Aussiedraco is known from a single partial specimen, just the end of the lower jaw. The specimen is just under 9 cm (3.5 inches) long, tapering toward the tip with a blunt end. The fragment preserves 5 pairs of tooth sockets, although all but one tooth have been lost. When seen from above, the fragment has a scalloped appearance, with the tooth sockets bulging outward. Kellner and colleagues hypothesized that it allowed the teeth in the upper jaw to interlock with those in the lower.

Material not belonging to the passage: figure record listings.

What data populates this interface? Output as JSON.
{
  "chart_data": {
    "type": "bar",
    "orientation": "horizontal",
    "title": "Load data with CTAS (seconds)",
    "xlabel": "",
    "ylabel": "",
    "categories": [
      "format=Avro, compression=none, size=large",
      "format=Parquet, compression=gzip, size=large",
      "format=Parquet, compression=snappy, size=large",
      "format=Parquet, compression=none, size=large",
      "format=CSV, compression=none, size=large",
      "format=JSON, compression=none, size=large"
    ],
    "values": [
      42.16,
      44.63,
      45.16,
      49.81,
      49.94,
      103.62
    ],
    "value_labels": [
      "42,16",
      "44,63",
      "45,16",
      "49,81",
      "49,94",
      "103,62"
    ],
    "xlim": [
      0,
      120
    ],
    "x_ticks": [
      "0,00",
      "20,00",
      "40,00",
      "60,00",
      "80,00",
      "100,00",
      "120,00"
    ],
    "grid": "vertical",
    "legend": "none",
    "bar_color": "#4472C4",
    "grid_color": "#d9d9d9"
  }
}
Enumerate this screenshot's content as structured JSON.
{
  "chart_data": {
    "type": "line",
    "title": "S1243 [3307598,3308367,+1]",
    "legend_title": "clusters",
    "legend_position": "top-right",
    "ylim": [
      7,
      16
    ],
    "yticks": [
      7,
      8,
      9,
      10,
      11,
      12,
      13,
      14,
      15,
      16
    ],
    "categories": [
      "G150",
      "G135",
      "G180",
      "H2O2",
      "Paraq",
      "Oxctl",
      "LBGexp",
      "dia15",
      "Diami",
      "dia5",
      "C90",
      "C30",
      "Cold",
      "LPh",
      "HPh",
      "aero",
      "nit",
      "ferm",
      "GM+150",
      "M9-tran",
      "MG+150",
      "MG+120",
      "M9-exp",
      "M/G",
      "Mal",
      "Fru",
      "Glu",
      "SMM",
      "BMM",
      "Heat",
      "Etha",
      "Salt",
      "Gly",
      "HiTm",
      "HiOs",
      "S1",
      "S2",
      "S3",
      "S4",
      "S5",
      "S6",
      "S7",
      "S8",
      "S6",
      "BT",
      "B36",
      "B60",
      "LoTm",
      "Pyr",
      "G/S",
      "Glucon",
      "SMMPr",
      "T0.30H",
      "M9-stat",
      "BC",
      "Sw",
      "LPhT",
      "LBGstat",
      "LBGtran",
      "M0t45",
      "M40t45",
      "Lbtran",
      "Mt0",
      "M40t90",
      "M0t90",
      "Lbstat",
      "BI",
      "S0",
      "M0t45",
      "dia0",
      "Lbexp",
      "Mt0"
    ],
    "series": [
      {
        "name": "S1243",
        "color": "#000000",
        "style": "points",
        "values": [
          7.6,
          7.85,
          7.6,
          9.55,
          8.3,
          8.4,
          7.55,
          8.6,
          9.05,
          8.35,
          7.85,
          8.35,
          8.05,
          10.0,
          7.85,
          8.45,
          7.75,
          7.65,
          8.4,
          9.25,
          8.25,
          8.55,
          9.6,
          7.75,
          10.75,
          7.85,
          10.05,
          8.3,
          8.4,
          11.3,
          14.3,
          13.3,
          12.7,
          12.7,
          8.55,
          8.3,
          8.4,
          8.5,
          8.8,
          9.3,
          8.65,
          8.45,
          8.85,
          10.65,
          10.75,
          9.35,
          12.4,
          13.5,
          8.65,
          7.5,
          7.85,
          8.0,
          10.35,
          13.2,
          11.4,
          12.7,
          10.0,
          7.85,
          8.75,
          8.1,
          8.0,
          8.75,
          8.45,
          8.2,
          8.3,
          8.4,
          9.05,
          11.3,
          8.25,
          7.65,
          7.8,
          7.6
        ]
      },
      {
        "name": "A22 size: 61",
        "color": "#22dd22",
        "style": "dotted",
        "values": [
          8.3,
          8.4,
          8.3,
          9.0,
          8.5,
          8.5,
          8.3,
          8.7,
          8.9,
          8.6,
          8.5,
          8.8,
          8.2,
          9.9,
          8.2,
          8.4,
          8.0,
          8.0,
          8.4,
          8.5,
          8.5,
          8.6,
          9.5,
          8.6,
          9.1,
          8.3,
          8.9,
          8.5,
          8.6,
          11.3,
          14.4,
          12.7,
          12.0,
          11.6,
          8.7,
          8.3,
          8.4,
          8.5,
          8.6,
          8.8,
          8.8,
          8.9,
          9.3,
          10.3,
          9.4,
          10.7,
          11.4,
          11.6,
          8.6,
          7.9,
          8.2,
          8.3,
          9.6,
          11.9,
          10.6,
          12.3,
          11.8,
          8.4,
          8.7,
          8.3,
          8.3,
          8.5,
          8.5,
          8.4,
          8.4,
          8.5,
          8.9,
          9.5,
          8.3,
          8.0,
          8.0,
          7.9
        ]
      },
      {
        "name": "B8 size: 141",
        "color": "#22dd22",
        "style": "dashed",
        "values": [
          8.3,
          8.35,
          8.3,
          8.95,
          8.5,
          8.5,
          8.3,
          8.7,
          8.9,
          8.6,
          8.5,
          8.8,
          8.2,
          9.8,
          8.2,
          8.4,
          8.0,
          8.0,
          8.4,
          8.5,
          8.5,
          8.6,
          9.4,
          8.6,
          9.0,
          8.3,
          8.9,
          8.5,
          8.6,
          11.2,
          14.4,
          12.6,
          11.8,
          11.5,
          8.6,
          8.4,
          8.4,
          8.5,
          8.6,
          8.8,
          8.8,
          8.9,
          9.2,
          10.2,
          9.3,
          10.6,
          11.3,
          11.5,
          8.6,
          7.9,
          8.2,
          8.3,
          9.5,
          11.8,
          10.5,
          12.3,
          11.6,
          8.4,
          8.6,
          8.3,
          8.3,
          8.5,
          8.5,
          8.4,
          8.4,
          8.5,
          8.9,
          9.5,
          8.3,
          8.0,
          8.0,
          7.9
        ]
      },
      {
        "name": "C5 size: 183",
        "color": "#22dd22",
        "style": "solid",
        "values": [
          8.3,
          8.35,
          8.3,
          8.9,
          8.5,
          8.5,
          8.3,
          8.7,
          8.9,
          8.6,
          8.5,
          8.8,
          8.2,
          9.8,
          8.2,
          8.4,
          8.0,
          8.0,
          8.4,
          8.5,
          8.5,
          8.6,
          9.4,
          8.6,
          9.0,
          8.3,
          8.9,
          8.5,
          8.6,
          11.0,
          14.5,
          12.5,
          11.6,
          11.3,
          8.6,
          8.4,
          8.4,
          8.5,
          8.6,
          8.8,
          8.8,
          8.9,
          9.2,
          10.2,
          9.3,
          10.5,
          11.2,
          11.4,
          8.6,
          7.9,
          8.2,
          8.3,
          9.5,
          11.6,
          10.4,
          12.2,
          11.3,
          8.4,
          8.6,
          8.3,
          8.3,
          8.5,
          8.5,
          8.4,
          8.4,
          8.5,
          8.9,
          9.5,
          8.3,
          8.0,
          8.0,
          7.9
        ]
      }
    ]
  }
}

The first 4 tooth sockets appear to show that those teeth were directed slightly outward as well as upward.
Nothing else is known of Aussiedraco’s anatomy, but comparison to related taxa suggests its skull would have been 50-60 cm (20-24 inches) long when complete, with a wingspan of 3-3.5 m (10-11.5 feet).
Aussiedraco shows many similarities to ornithocheirids like Ornithocheirus and Anhanguera, but lacks the lateral expansion seen at the tips of the jaws of many ornithocheirids. Ornithocheirids were aerial fishers soaring over the surface of the sea. The Toolebuc Formation was deposited under a shallow temperate sea about 105 million years ago.